STD-DEVEX-089: Canary Deployment Automation¶
| Owner | Classification | Review Date | Status |
|---|---|---|---|
| CDO Office | Internal | April 2027 | Active |
STD-DEVEX-089: Canary Deployment Automation¶
| Field | Value |
|---|---|
| Standard | STD-DEVEX-089 |
| Title | Canary Deployment Automation |
| Status | Draft |
| Owner | Platform Team |
| Created | 2026-04-03 |
| Review | Quarterly |
Purpose¶
Define automated canary deployment procedures for Simpaisa's payment gateway. With 270M+ transactions annually and $1B+ in volume, a bad deployment can cause immediate financial impact across PK, BD, NP, IQ and EG. Canary releases limit blast radius by gradually shifting traffic to new versions with automated rollback on degradation.
Scope¶
All production deployments of Go services behind KrakenD API gateway. Applies to Pay-Ins, Pay-Outs, Remittances, Cards and supporting platform services. Infrastructure changes (Cloudflare, database migrations) follow separate runbooks.
Current State¶
-
Deployments are blue-green via Kubernetes, but traffic shift is manual (0% or 100%).
-
No automated rollback — engineers monitor dashboards and manually revert.
-
KrakenD configuration supports weighted routing but it is not used for canary.
-
Deployment-related incidents account for ~30% of SEV1/2 incidents.
Gaps¶
-
No gradual traffic ramp — all-or-nothing deployments.
-
No automated rollback triggers — human reaction time is the bottleneck.
-
No per-canary observability — metrics are aggregated across versions.
-
Bake time not enforced — deployments are promoted immediately if "looks fine."
-
KrakenD weighted routing not leveraged.
Target State¶
-
Every production deployment follows an automated canary ramp.
-
Automated rollback triggers fire within 60 seconds of threshold breach.
-
Per-canary Grafana dashboards provide real-time comparison against baseline.
-
KrakenD weighted routing manages traffic distribution.
Traffic Ramp Schedule¶
| Stage | Traffic | Bake Time | Rollback Window |
|---|---|---|---|
| 1 | 1% | 15 min | Immediate |
| 2 | 5% | 15 min | Immediate |
| 3 | 25% | 15 min | Immediate |
| 4 | 50% | 15 min | Immediate |
| 5 | 100% | 30 min | Manual revert |
Total ramp time: ~90 minutes minimum for a clean deployment.
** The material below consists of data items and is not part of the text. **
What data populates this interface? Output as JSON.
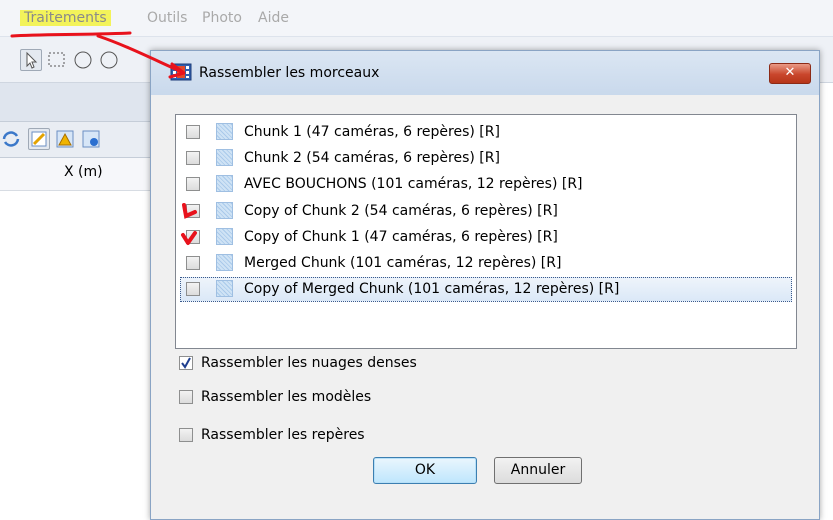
{
  "menu": {
    "items": [
      "Traitements",
      "Outils",
      "Photo",
      "Aide"
    ]
  },
  "panel": {
    "column_header": "X (m)"
  },
  "dialog": {
    "title": "Rassembler les morceaux",
    "close_glyph": "✕",
    "chunks": [
      {
        "label": "Chunk 1 (47 caméras, 6 repères) [R]",
        "checked": false,
        "marked": false
      },
      {
        "label": "Chunk 2 (54 caméras, 6 repères) [R]",
        "checked": false,
        "marked": false
      },
      {
        "label": "AVEC BOUCHONS (101 caméras, 12 repères) [R]",
        "checked": false,
        "marked": false
      },
      {
        "label": "Copy of Chunk 2 (54 caméras, 6 repères) [R]",
        "checked": false,
        "marked": true
      },
      {
        "label": "Copy of Chunk 1 (47 caméras, 6 repères) [R]",
        "checked": false,
        "marked": true
      },
      {
        "label": "Merged Chunk (101 caméras, 12 repères) [R]",
        "checked": false,
        "marked": false
      },
      {
        "label": "Copy of Merged Chunk (101 caméras, 12 repères) [R]",
        "checked": false,
        "marked": false,
        "selected": true
      }
    ],
    "options": [
      {
        "label": "Rassembler les nuages denses",
        "checked": true
      },
      {
        "label": "Rassembler les modèles",
        "checked": false
      },
      {
        "label": "Rassembler les repères",
        "checked": false
      }
    ],
    "ok_label": "OK",
    "cancel_label": "Annuler"
  },
  "colors": {
    "highlight": "#f3f35a",
    "annotation_red": "#e8121c"
  }
}
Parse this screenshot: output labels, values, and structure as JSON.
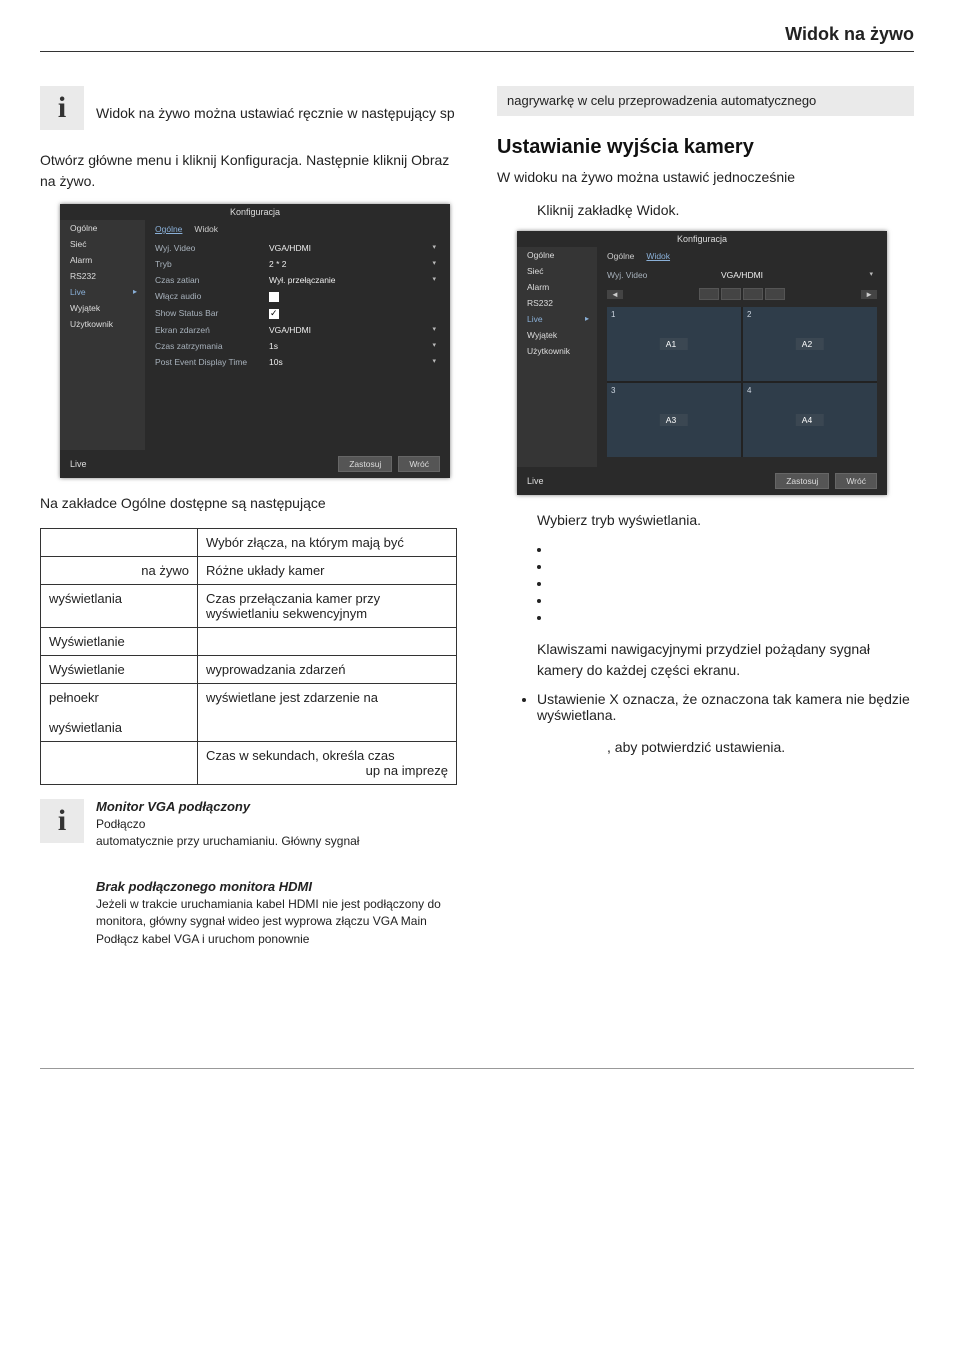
{
  "header": {
    "title": "Widok na żywo"
  },
  "left": {
    "info_text": "Widok na żywo można ustawiać ręcznie w następujący sp",
    "intro": "Otwórz główne menu i kliknij Konfiguracja. Następnie kliknij Obraz na żywo.",
    "caption": "Na zakładce Ogólne dostępne są następujące",
    "table": [
      {
        "k": "",
        "v": "Wybór złącza, na którym mają być"
      },
      {
        "k": "na żywo",
        "v": "Różne układy kamer"
      },
      {
        "k": "wyświetlania",
        "v": "Czas przełączania kamer przy wyświetlaniu sekwencyjnym"
      },
      {
        "k": "Wyświetlanie",
        "v": ""
      },
      {
        "k": "Wyświetlanie",
        "v": "wyprowadzania zdarzeń"
      },
      {
        "k": "pełnoekr",
        "v": "wyświetlane jest zdarzenie na"
      },
      {
        "k": "wyświetlania",
        "v": ""
      },
      {
        "k": "",
        "v": "Czas w sekundach, określa czas"
      },
      {
        "k": "",
        "v": "up na imprezę"
      }
    ],
    "note1_title": "Monitor VGA podłączony",
    "note1_body": "Podłączo\nautomatycznie przy uruchamianiu. Główny sygnał",
    "note2_title": "Brak podłączonego monitora HDMI",
    "note2_body": "Jeżeli w trakcie uruchamiania kabel HDMI nie jest podłączony do monitora, główny sygnał wideo jest wyprowa złączu VGA Main Podłącz kabel VGA i uruchom ponownie"
  },
  "right": {
    "gray": "nagrywarkę w celu przeprowadzenia automatycznego",
    "h2": "Ustawianie wyjścia kamery",
    "sub": "W widoku na żywo można ustawić jednocześnie",
    "step1": "Kliknij zakładkę Widok.",
    "step2": "Wybierz tryb wyświetlania.",
    "assign": "Klawiszami nawigacyjnymi przydziel pożądany sygnał kamery do każdej części ekranu.",
    "dash": "Ustawienie X oznacza, że oznaczona tak kamera nie będzie wyświetlana.",
    "confirm": ", aby potwierdzić ustawienia."
  },
  "nvr1": {
    "title": "Konfiguracja",
    "side": [
      "Ogólne",
      "Sieć",
      "Alarm",
      "RS232",
      "Live",
      "Wyjątek",
      "Użytkownik"
    ],
    "side_selected": "Live",
    "tabs": [
      "Ogólne",
      "Widok"
    ],
    "tab_active": "Ogólne",
    "rows": [
      {
        "label": "Wyj. Video",
        "value": "VGA/HDMI",
        "dd": true
      },
      {
        "label": "Tryb",
        "value": "2 * 2",
        "dd": true
      },
      {
        "label": "Czas zatian",
        "value": "Wył. przełączanie",
        "dd": true
      },
      {
        "label": "Włącz audio",
        "check": false
      },
      {
        "label": "Show Status Bar",
        "check": true
      },
      {
        "label": "Ekran zdarzeń",
        "value": "VGA/HDMI",
        "dd": true
      },
      {
        "label": "Czas zatrzymania",
        "value": "1s",
        "dd": true
      },
      {
        "label": "Post Event Display Time",
        "value": "10s",
        "dd": true
      }
    ],
    "foot_left": "Live",
    "btn1": "Zastosuj",
    "btn2": "Wróć"
  },
  "nvr2": {
    "title": "Konfiguracja",
    "side": [
      "Ogólne",
      "Sieć",
      "Alarm",
      "RS232",
      "Live",
      "Wyjątek",
      "Użytkownik"
    ],
    "side_selected": "Live",
    "tabs": [
      "Ogólne",
      "Widok"
    ],
    "tab_active": "Widok",
    "row_label": "Wyj. Video",
    "row_value": "VGA/HDMI",
    "cells": [
      "A1",
      "A2",
      "A3",
      "A4"
    ],
    "pager_prev": "◄",
    "pager_next": "►",
    "foot_left": "Live",
    "btn1": "Zastosuj",
    "btn2": "Wróć"
  }
}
Automated Rollback Triggers¶
Rollback is triggered automatically if any condition is met during stages 1-4:
| Metric | Threshold |
|---|---|
| Error rate (5xx) |
1% above baseline
P95 latency|
2x baseline
Transaction success rate| Drops >0.5% below baseline
Pod crash loops| Any canary pod restarts >2 times
Health check failures| Any canary endpoint unresponsive
Baseline is calculated from the preceding 30-minute window of the stable version.
KrakenD Configuration¶
-
Weighted backend routing directs traffic percentage to canary vs stable service.
-
Canary deployments tagged with version label in Kubernetes.
-
KrakenD configuration updated via CI pipeline at each ramp stage.
-
OpenTelemetry propagates
x-canary-versionheader for per-version metric segmentation.
Observability¶
-
Per-canary Grafana dashboard : error rate, latency (P50/P95/P99), throughput, transaction success rate — segmented by version.
-
OpenTelemetry spans tagged with deployment version for trace-level comparison.
-
PostHog feature flags used for canary targeting when user-level segmentation is needed (e.g., merchant cohort testing).
-
Alerting : PagerDuty alerts fire on rollback trigger conditions.
Process¶
-
CI builds container image, tags with commit SHA and version.
-
Deploy stage 1 : Kubernetes deploys canary pods. KrakenD routes 1% traffic.
-
Automated monitor : Observability pipeline compares canary vs baseline.
-
Ramp or rollback : If thresholds hold, advance to next stage. If breached, rollback.
-
Full promotion : At 100%, old version pods are scaled down after 30-minute bake.
-
Beads issue updated with deployment outcome (success/rollback with metrics).
Exceptions¶
-
Database migration deployments require a separate coordination process (see
DATABASE-SCHEMA-CHANGE-STANDARD.md). -
Emergency hotfixes (P1) may use accelerated ramp: 5% → 50% → 100% with 5-minute bake times, with CDO approval.
Actions¶
| # | Action | Owner | Deadline |
|---|---|---|---|
| 1 | Implement KrakenD weighted routing in CI pipeline | Platform Team | 2026-Q2 |
| 2 | Build per-canary Grafana dashboard template | Platform Team | 2026-Q2 |
| 3 | Implement automated rollback controller | Platform Team | 2026-Q2 |
| 4 | Tag OpenTelemetry spans with deployment version | Platform Team | 2026-Q2 |
| 5 | Run first canary deployment on non-critical service | Platform Team | 2026-Q3 |
| 6 | Roll out to payment-critical services | Platform Team | 2026-Q3 |
References¶
-
DEPLOYMENT-STANDARD.md -
DATABASE-SCHEMA-CHANGE-STANDARD.md -
LOGGING-STANDARD.md -
INCIDENT-RESPONSE-PLAYBOOK.md